Idiomite

A block split in two with pieces flying up

Break up

Meaning: To separate or break apart

To break up is synonymous with the similarly-worded but more literal “break apart”. It plainly comes from “break” + “up”. It originally just meant to break something into pieces, specifically farmland. One can picture plowing a field of hard ground and and the blade breaking it into smaller, softer pieces which are now turned up onto the ground next to it. Similar imagery would be smashing a tile. Broken apart, the tile pieces no longer fit together neatly on the floor—it’s now broken up on other pieces of tile.

This then began to be applied to groups of people in the 1700s. If a group of people was protesting or fighting or gawking or just generally being a disturbance, it would often be “broken up”. The people would be separated and dispersed as if it had been a solid object.

It is also at this time that it began to apply to the most common use today: relationships. Like a crowd of people could be broken up into individuals and sent away, so two people can be broken up from a couple back to a single man and a single woman. You break the relationship and separate the people. “Breaking up” is the most common way of saying that a romantic relationship has ended.

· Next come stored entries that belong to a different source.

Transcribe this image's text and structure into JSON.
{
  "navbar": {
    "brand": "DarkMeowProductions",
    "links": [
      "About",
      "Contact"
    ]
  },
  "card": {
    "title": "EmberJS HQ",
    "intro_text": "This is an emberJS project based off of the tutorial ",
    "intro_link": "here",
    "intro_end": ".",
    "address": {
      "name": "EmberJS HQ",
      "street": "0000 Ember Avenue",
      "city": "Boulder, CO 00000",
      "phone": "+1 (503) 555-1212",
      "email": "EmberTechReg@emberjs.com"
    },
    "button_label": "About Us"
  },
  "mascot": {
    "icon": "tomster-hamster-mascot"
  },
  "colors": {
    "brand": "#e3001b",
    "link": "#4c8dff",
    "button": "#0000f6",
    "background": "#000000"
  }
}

Eventually, this also became the language used for telecommunications. When you talk to someone on the phone, there can be a break in the connection, separating the speakers. When the phone call is beginning to degrade and intermittently losing connection, it said that you are breaking up. This is especially common in cell phone networks, where reception can be spotty, and in VoIP calls, where packet loss often leads to only bits of conversation getting through.

Ultimately, “break up” has quite a few distinct usages, but they all share essentially the same meaning of breaking something apart so that it is separate.